EXCUSES
I was never a big fan of formal education, so when my son decided he had better things to do than attend his high-school classes, I supported him.
He wanted to become a filmmaker, and I wrote notes to excuse him from school so that he could shoot film and go to the movies. He attended only enough classes to graduate, and I wrote many excuse notes, always to a woman named Ms. Finn. I pictured Ms. Finn as half librarian, half prison warden, frowning at my notes, scrutinizing every word, looking for some hole in the iron-clad excuses I had concocted. This battle of wits with Ms. Finn inspired me to write even better excuses, brimming with legitimacy. I raised the excuse note to an art form. Then one day my son told me Ms. Finn was not actually reading these notes. In fact, she was barely looking at them. Ms. Finn, it turned out, was a long-haired free spirit not much older than my son.
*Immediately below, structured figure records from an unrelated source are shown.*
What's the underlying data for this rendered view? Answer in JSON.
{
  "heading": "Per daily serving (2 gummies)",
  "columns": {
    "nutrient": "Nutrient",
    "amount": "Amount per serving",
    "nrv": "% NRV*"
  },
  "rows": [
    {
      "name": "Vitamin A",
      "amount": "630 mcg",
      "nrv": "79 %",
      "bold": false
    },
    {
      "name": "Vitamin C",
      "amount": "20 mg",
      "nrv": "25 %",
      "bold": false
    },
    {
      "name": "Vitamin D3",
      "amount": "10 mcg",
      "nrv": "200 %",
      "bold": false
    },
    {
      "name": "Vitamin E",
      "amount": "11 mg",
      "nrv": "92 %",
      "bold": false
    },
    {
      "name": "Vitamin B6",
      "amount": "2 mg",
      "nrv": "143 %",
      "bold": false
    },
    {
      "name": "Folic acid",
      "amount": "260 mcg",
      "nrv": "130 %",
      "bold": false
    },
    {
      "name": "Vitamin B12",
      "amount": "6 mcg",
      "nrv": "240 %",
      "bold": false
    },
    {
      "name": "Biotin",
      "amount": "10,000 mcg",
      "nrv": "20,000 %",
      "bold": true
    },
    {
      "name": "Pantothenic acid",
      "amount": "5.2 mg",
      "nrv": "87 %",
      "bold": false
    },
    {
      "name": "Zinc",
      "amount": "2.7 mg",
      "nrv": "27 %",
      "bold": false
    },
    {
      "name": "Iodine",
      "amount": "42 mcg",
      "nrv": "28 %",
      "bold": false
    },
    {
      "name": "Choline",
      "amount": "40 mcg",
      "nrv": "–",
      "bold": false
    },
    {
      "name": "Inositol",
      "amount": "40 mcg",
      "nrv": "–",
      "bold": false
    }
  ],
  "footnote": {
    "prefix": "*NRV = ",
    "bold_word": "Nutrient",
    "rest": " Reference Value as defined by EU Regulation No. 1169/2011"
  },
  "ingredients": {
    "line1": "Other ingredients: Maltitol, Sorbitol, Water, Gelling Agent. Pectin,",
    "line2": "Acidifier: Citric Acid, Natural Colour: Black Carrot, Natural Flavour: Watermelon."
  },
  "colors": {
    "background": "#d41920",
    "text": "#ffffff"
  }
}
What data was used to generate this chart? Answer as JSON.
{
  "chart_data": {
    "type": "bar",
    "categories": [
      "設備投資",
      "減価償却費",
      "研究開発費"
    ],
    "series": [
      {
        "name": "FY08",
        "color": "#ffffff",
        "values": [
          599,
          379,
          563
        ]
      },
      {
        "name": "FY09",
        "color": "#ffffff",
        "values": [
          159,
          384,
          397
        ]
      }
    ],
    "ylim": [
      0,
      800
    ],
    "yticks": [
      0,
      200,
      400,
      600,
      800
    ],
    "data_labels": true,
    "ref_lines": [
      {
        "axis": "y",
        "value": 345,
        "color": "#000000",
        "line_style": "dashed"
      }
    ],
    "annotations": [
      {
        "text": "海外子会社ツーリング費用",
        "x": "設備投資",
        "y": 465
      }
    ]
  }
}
The image of Ms. Finn as a carefree hippie sapped the intrigue from my excuse writing — until I came up with a new angle: I would write excuse notes so outrageous that even she couldn't ignore them. With each failed attempt, I turned up the heat, to the point where my notes lost touch with reality: “Dear Ms. Finn, Michael has yellow fever.” “Michael has grown suspicious of his pets.”
“Michael just learned that he has an evil twin.” But my personal favorite was the simplest.
On a large piece of paper, I wrote just three words: “No clean clothes.”